Semaine de la diplomatie : 24 - 28 avril 2023. Pour consulter le programme, cliquez ici : link

Image : Wikimedia Commons

La Hongrie, comme de nombreux pays européens, a été fortement impactée par les bouleversements du 20e siècle, dont les conséquences se font encore sentir aujourd’hui. La société, l’opinion publique et les relations avec les États voisins portent les stigmates des guerres, des pertes territoriales et des diverses influences subies au cours des cent dernières années. Cela influence encore la manière dont le public hongrois et les responsables politiques perçoivent leurs relations avec les pays voisins.

Récemment, la Hongrie a fait la une des journaux en raison de plusieurs incidents diplomatiques. Au mois de mai de l’année dernière, le Premier ministre Viktor Orbán a déclaré sur la radio nationale « Kossuth Rádió » que « la Hongrie disposerait également d’un accès à la mer, si on ne nous l’avait pas pris », provoquant un tollé en Croatie et la convocation de l’Ambassadeur de Hongrie à Zagreb par le ministère croate des Affaires étrangères. Le 20 novembre, Orbán a provoqué la colère en Roumanie et en Ukraine en portant une écharpe montrant une carte de la « Grande Hongrie », incluant des parties du territoire des États actuels. En août dernier, Orbán a tenu un discours choc lors de l’un de ses plus grands rassemblements annuels, affirmant : « Nous ne sommes pas une société métissée et nous ne voulons pas le devenir ». Ce qui peut surprendre, outre le contenu du discours, c’est le lieu de cet événement majeur : il a lieu chaque année (bien que le COVID-19 ait causé une pause de 2 ans) dans la petite ville de Băile Tușnad, située au centre-est de la Roumanie, un endroit qui peut sembler inattendu pour un tel rassemblement.
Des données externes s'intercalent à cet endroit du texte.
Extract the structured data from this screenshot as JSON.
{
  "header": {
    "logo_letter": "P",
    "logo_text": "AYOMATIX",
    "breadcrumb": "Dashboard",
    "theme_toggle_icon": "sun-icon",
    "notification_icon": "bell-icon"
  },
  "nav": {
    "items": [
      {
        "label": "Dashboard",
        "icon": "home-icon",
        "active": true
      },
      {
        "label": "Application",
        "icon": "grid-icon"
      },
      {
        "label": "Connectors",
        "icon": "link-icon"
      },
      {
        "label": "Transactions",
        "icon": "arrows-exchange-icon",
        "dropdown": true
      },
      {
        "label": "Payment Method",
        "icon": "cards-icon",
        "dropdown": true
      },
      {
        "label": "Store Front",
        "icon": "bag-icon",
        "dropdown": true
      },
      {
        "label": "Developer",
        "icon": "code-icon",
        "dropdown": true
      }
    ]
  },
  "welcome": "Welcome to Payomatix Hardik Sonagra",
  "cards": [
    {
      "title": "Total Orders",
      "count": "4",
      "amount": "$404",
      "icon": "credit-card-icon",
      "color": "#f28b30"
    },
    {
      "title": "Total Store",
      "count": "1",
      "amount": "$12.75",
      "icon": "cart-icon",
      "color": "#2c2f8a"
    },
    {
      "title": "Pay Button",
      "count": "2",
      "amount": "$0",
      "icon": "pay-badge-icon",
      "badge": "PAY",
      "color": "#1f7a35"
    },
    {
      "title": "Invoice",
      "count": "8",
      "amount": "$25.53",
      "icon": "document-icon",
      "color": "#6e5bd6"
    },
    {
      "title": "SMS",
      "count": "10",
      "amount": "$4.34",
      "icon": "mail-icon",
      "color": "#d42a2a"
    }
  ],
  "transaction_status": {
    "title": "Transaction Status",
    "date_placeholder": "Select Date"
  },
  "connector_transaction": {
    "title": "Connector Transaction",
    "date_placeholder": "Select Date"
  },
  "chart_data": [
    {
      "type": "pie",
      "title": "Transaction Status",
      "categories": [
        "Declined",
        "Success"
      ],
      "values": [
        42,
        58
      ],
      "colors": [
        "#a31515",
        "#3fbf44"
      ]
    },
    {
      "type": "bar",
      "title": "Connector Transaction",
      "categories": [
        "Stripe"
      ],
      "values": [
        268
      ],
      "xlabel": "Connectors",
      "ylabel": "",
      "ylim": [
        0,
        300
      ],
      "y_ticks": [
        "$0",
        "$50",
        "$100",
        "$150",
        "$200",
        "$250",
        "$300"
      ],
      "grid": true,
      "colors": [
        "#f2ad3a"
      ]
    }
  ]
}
La déclaration d’Orbán sur la côte croate, la carte sur son écharpe et le lieu étrange de son rassemblement sont tous liés à l’héritage du traité de Trianon de 1920, qui a redéfini la Hongrie après la Première Guerre mondiale. Par ce traité, le Royaume de Hongrie a perdu environ les deux tiers de son territoire et de sa population, laissant près de 3,4 millions de Hongrois ethniques hors des frontières de la Hongrie, qui sont alors devenus citoyens des États voisins. Aujourd’hui encore, on trouve des communautés ethniques hongroises dans tous les pays voisins de la Hongrie.

Une perspective historiquement changeante

Depuis lors, la situation des Hongrois vivant de l’autre côté de la frontière est devenue une préoccupation majeure, avec une évolution de l’approche officielle et sociétale. Entre les deux guerres mondiales, l’humiliation, la tristesse et l’amertume engendrées par cette situation ont conduit à la montée d’idées révisionnistes et irrédentistes en Hongrie, générant la méfiance de ses voisins. Au lendemain de la Seconde Guerre mondiale, la Hongrie a récupéré certains de ses territoires perdus grâce à l’aide de l’Allemagne nazie et de l’Italie fasciste, mais cette situation n’a pas duré, la fin de la guerre signifiant un retour aux frontières d’après Trianon.

De plus, le pays s’est retrouvé sous l’occupation des troupes soviétiques, une superpuissance mondiale qui s’est installée à sa porte après les changements territoriaux subis par la Pologne et le transfert de territoires de la Hongrie à l’URSS, qui les a intégrés à la République socialiste soviétique d’Ukraine. Pendant cette période et pendant une grande partie de l’occupation soviétique, la question des minorités hongroises à l’étranger a été largement reléguée au second plan et toute expression officielle sur le sujet est devenue passible de sanctions.

“Les années 90”, porteuses de grands changements

Avec la chute de l’Union soviétique et l’assouplissement de son emprise sur les États satellites, notamment grâce à la politique de la perestroïka de Gorbatchev, la Hongrie a abandonné le système de gouvernement imposé par les Soviétiques et a entamé un nouveau chapitre de son histoire. Elle a dû faire face à une situation difficile et instable dans son voisinage immédiat.

L’éclatement des guerres yougoslaves au sud, qui ont finalement conduit à l’indépendance de la Slovénie, de la Croatie et de la Serbie, la séparation pacifique de la Tchécoslovaquie en deux pays, la République tchèque et la Slovaquie, ainsi que l’indépendance de l’Ukraine vis-à-vis de l’URSS, ont contraint la Hongrie à nouer de nouvelles relations diplomatiques avec ces nouveaux états. En outre, les relations avec l’Autriche et la Roumanie ont entamé un nouveau chapitre, sans la surveillance soviétique.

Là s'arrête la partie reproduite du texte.